Quadratic algorithms are fast enough when testing, but once in production, all of a sudden, the performance issues catch up with you, and you’re sitting with a very inefficient process. Well, that happened to me.

A post recently did the rounds, where it looks like GTA had a bad implementation of an algorithm that scaled in a quadratic fashion (How I cut GTA Online loading times by 70%), which echoed a Bruce Dawson quote and article about how it is common for quadratically efficient processes to end up in production.


Enjoy these types of posts? Then you should sign up for my newsletter.


Every month, I recalibrate a model using the latest data pulled from a database. I take this raw data and generate some features, fit a model and save the results. One of those operations is to match all the IDs with the old data and new data to work out which trades need new features to be generated.

Basically, imagine I have a dataframe, and I want to find all the rows that match some values. In this mock example, column B contains the IDs and I’ve some new IDs that I want to filter the dataframe for.

using DataFrames, DataFramesMeta
using BenchmarkTools
using Plots

I’ll create a large mock dataframe as an example.

N = 1000000
df = DataFrame(A = rand(N), B = 1:N);

My slow implementation uses the DataFramesMeta package and uses the broadcasted in function to check whether each value was in the new ids. This worked without a hitch last month, but then all of a sudden seemed to be incredibly slow. This was strange as I hadn’t changed anything, did the usual reboot of the machine and start afresh, but it was still painfully slow.

function slow(df, ids)
  @where(df, in(ids).(:B))
end

After a quick profiling, I found that it was the above function that was the bottleneck. So I refactored it to remove the DataFramesMeta dependency and just used the base functions.

function quick(df, ids)
  df[findall(in(ids), df.B), :]
end

Thankfully, this solved the issue, was much quicker and allowed my process to complete without a hitch. This got me thinking, how slow was my original implementation, and how much different is the new version? So onto the benchmarking.
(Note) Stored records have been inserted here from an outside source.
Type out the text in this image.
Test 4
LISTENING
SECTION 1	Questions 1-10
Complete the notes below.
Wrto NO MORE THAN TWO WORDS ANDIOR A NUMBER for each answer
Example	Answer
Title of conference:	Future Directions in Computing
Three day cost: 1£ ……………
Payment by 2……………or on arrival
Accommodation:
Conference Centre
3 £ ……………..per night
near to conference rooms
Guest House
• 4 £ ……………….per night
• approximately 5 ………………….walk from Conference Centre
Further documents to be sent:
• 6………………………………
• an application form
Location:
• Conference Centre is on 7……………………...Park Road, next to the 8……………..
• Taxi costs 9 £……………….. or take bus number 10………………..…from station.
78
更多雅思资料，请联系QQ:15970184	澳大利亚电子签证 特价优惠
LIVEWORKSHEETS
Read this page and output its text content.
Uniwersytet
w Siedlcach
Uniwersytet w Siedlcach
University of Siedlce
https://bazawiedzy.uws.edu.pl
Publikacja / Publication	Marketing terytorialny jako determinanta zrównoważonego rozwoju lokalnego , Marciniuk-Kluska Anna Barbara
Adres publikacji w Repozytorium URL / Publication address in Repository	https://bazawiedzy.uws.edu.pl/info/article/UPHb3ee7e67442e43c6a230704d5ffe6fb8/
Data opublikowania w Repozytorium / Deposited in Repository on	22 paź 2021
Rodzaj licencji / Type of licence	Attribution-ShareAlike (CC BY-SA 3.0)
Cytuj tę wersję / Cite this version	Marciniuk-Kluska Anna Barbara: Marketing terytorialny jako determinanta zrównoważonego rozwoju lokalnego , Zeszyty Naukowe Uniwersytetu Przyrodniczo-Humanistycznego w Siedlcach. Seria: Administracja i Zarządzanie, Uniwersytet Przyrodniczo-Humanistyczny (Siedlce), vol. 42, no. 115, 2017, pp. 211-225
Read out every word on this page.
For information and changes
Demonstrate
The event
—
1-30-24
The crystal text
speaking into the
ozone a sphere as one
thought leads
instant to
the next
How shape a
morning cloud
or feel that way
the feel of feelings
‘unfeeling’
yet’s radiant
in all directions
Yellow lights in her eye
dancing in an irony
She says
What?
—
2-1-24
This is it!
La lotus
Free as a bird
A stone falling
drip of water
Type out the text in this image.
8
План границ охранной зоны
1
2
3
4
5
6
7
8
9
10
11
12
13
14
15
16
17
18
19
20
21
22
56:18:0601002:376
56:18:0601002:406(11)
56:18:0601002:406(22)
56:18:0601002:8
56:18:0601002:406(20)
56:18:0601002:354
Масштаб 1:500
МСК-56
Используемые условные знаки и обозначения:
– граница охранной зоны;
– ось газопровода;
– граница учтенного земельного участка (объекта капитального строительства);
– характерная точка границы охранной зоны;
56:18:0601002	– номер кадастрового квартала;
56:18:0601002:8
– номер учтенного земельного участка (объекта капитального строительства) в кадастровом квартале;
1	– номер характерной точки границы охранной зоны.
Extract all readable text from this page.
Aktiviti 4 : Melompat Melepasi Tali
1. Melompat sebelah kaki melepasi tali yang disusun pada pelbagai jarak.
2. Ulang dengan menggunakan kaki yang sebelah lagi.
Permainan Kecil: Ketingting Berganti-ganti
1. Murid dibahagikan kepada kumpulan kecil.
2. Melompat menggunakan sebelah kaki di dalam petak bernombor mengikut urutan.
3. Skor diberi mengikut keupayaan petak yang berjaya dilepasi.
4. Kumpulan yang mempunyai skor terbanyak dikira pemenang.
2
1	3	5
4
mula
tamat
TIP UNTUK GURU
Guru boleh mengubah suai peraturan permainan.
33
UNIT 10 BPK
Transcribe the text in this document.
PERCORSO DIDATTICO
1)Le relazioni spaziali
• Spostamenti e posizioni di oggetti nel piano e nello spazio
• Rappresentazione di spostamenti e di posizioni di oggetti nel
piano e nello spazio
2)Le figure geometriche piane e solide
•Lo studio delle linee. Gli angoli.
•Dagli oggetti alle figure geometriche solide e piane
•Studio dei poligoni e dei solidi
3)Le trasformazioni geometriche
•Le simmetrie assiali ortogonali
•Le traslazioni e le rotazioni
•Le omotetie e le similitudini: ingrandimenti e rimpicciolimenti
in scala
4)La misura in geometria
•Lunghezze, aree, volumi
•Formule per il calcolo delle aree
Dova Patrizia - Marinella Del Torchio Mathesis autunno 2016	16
Using the BenchmarkTools.jl package, I can run multiple iterations of each function across larger and larger ID samples.

nSamps = [1, 10, 100, 1000, 10000, 100000, 1000000]
resQuick = zeros(length(nSamps))
resSlow = zeros(length(nSamps))

for (i, n) in enumerate(nSamps)
  ids = collect(1:n) 
    
  qb = @benchmark quick($df, $ids)
  sb = @benchmark slow($df, $ids)
    
  resQuick[i] = median(qb).time
  resSlow[i] = median(sb).time
end

I’ve made sure that I compiled the original function before starting this benchmarking.

plot(log.(nSamps), log.(resQuick), label="Quick", legend=:topleft, xlabel="log(Number of IDs selected)", ylab="log(Time)")
plot!(log.(nSamps), log.(resSlow), label="Slow")

svg

The difference in performance is remarkable. The quick function is pretty much flat and just a slight increase towards the large sizes in this log-log plot, whereas the slow version is always increasing. When we model the slow implementation performance as a power law, we find that it is not quite quadratic, but more importantly, we can see that the faster method is pretty much constant, so it is a much scalable solution.

using GLM
lm(@formula(LogTime ~ LogSamps),
     DataFrame(LogSamps = log.(nSamps), LogTime=log.(resSlow)))
StatsModels.TableRegressionModel{LinearModel{GLM.LmResp{Vector{Float64}}, GLM.DensePredChol{Float64, LinearAlgebra.CholeskyPivoted{Float64, Matrix{Float64}}}}, Matrix{Float64}}

LogTime ~ 1 + LogSamps

Coefficients:
─────────────────────────────────────────────────────────────────────────
                 Coef.  Std. Error      t  Pr(>|t|)  Lower 95%  Upper 95%
─────────────────────────────────────────────────────────────────────────
(Intercept)  15.1134     0.275726   54.81    <1e-07  14.4046    15.8221
LogSamps      0.885168   0.0332117  26.65    <1e-05   0.799794   0.970541
─────────────────────────────────────────────────────────────────────────

When I first came across this issue, I was ready to book out my week to rewrite the data functions to iron out any of the slowdowns, so I was pretty happy that rewriting that one function made everything manageable.